This tutorial will show you how to temporarily mount a folder as a virtual drive with a drive letter for only your account in Windows 10 and Windows 11.
When you mount a folder as virtual drive, you will be able to access the folder from the virtual drive. The contents of the folder will still physically be located in the folder. Anything you save into the virtual drive will actually be saved to the folder's location.
Virtual drives from mounted folders are not persistent and only available during the current user session. If you sign out, restart the computer, or shut down the computer, all current virtual drives will be removed (unmounted) by default.
Reference:

subst
You can mount the same folder as multiple virtual drives if wanted.
You can rename a virtual drive to what you want. If you rename the virtual drive, this name will be persistent each time you mount the same folder path using the same drive letter unless cleared.
If you rename or delete a folder while it's mounted as a virtual drive, the drive will show as unknown, and you will get a "Location is not available" error when trying to open the drive. This will clear when the virtual drive is unmounted.
- Option One: See List of All Current Folders Mounted as Drive
- Option Two: Mount Folder as Drive
- Option Three: Manually Unmount Folder as Drive
EXAMPLE: Folder mounted as drive
1 Open Windows Terminal, and select either Windows PowerShell or Command Prompt.
2 Type the command below into Windows Terminal, and press Enter. (see screenshot below)
subst
3 You will now see a list of all current virtual drives each with their folder location.
1 Open Windows Terminal, and select either Windows PowerShell or Command Prompt.
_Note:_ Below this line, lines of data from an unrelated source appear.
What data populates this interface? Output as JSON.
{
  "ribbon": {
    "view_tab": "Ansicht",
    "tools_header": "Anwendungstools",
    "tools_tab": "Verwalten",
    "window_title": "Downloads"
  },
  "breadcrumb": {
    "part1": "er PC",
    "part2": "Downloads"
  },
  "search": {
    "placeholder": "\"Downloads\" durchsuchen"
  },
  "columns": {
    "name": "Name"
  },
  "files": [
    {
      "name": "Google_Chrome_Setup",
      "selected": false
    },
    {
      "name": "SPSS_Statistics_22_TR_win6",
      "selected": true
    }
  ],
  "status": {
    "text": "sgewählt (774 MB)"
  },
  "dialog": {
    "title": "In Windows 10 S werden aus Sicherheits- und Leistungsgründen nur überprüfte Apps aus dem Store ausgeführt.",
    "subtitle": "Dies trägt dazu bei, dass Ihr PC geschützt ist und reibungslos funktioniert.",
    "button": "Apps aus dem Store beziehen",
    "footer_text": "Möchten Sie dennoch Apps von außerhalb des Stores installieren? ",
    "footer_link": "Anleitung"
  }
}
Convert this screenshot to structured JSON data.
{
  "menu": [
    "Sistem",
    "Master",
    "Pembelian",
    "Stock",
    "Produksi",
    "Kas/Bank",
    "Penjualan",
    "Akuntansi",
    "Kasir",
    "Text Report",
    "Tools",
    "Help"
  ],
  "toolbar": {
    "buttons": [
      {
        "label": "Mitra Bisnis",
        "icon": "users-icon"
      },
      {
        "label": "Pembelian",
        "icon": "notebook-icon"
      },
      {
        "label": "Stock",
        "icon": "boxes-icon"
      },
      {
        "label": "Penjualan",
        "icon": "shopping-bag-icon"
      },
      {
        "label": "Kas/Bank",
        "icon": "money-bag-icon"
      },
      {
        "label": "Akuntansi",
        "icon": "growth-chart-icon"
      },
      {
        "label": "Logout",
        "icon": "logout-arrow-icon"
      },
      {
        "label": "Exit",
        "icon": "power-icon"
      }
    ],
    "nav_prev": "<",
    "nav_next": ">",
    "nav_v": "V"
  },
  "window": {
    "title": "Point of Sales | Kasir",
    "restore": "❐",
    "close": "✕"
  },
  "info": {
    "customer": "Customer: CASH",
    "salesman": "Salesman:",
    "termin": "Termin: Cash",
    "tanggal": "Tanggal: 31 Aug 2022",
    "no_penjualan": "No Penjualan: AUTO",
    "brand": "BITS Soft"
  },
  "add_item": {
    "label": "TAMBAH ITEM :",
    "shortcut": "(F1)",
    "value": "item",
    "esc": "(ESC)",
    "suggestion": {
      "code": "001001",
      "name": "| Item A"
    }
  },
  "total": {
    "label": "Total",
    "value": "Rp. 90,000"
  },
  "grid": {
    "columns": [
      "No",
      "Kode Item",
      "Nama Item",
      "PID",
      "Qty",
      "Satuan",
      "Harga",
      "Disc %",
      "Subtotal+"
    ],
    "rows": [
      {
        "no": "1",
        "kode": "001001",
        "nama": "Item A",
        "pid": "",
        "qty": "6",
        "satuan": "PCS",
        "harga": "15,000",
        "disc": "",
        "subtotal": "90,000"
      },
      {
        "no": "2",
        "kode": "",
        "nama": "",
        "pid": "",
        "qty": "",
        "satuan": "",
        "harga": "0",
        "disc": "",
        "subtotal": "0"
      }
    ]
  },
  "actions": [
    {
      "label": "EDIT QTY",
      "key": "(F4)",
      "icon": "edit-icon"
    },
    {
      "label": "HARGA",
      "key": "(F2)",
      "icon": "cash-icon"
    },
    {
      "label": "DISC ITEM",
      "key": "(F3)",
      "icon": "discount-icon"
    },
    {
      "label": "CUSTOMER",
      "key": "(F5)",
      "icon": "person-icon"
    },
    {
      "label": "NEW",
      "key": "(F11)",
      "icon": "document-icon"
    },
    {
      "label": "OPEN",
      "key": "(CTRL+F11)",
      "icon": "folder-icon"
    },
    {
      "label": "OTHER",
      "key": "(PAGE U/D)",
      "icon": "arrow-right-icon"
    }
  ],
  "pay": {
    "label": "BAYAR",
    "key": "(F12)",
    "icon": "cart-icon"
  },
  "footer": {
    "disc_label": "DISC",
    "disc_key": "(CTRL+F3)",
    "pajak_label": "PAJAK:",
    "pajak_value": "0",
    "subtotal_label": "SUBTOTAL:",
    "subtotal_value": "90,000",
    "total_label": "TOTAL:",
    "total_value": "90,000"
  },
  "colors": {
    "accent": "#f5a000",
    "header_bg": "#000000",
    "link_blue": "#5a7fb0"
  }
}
2 Type the command below into Windows Terminal, and press Enter. (see screenshot below)
subst <virtual drive letter>: "Full path of folder"
Substitute <virtual drive letter> in the command above with a drive letter (ex: "F") you want assigned to the virtual drive.
Substitute Full path of folder in the command above with the actual full path of the folder (ex: "C:\Users\Brink\Desktop\Example Folder") you want mounted as a virtual drive.
For example: subst F: "C:\Users\Brink\Desktop\Example Folder"
3 You can now close Windows Terminal if you like.
1 Open Windows Terminal, and select either Windows PowerShell or Command Prompt.
2 Type the command below into Windows Terminal, and press Enter. (see screenshot below)
subst <virtual drive letter>: /d
Substitute <virtual drive letter> in the command above with the drive letter (ex: "F") of a virtual drive you want to remove.
For example: subst F: /d
3 You can now close Windows Terminal if you like.